Past summer school challenges have included problems in kinetic theory (Boltzmann Transport Equation), molecular dynamics, hydrodynamics (Adaptive Mesh Refinement), quantum molecular dynamics, astrophysics (neutron star mergers), and tabulated equations of state.. The summer school is hosted by the Applied Computer Science Group (CCS-7), lead by Linn Collins.

What is Co-Design?

Co-Design is the social and technical equivalent of a multiple-constraint optimization problem. The rapid evolution of computing architectures and the expanding space between specializations in domain science and computer architecture means that it is virtually impossible for a single individual to cover all of the skills needed to solve current-day computational science challenges. Co-Design bridges this space through interactions between members of an interdisciplinary team. With the right amount of overlap, team members can communicate with each other effectively to solve a problem.

2019 Co-Design Summer School Focus:

Containerization of HPC Applications: Core-Collapse Supernovae

High Performance Computing applications are increasingly being built on user-defined software stacks (UDSS) instead of, or in addition to, the stacks provided by supercomputing centers. These support user needs for complex dependencies or build requirements, portability, and consistency. To bring these workflows to existing, minimally altered, HPC resources, LANL has developed Charliecloud. Charliecloud uses the Linux user and mount namespaces to run industry-standard Docker containers with no privileged operations or daemons on center resources. This avoids most security risks without compromising the performance and functionality provided by the underlying hardware.

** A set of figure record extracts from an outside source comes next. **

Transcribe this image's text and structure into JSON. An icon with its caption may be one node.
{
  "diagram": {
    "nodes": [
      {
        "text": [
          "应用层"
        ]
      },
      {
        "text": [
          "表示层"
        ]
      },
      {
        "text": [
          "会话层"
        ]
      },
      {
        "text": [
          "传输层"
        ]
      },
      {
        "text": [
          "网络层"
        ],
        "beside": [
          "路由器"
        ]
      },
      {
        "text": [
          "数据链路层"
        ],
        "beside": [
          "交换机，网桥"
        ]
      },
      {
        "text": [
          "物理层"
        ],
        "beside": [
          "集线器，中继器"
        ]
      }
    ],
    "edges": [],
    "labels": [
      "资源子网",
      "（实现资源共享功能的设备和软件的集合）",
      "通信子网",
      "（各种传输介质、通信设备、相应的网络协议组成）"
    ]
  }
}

As a case study for utilizing Charliecloud to deploy a high performance multi-physics code, we will study the effects of asymmetries and mixing on the distribution of isotopic yields in core-collapse supernovae. These types of models are used by the astrophysics community to determine where and how the elements that we observe on earth and across the universe were formed.

The proposed simulations will be completed using FleCSPH, an open-sourced smoothed particle hydrodynamics code developed on top of the FleCSI framework. FleCSI is a mesh/compute abstraction layer that aims to insulate developers from the underlying runtime. This code uses a task-based approach to provide scalable and asynchronous execution on modern HPC systems. Potential improvements to the physics capabilities of FleCSPH include implementing advanced equations of state, nuclear reaction networks, and new set-up utilities. In addition to conducting the FleCSPH simulations post-processing will be completed using a detailed nucleosynthesis network code to obtain the final detailed yields.

A simulation of the onset of a core-collapse supernovae in a 25 solar mass star at 200ms after core bounce.  Credit: Josh Dolence

This year’s Co-Design Summer School will investigate Asymmetries And Mixing in Core-Collapse Supernovae in the context of containerization. An interdisciplinary team will use Charliecloud to improve the portability of FleCSPH to take advantage of a wider range of platforms and hardware. Another focus will be how FleCSPH needs to be modified to increase latency insensitivity through asynchrony and algorithmic improvements. FleCSPH builds upon FleCSI, a mesh/compute abstraction layer that aims to insulate developers from the underlying software runtimes while allowing for a range of computer architectures to be utilized.

This school will serve to aid LANL’s mission and explore the development of new numerical and computer science approaches to efficiently study core-collapse supernovae within the context of FleCSPH while simultaneously improving its portability. Possible improvements include rapid deployment to a range of platforms as well as better coupling of support and post-processing utilities. This code is part of a wider Department of Energy program aimed at carrying out materials simulations at the exascale.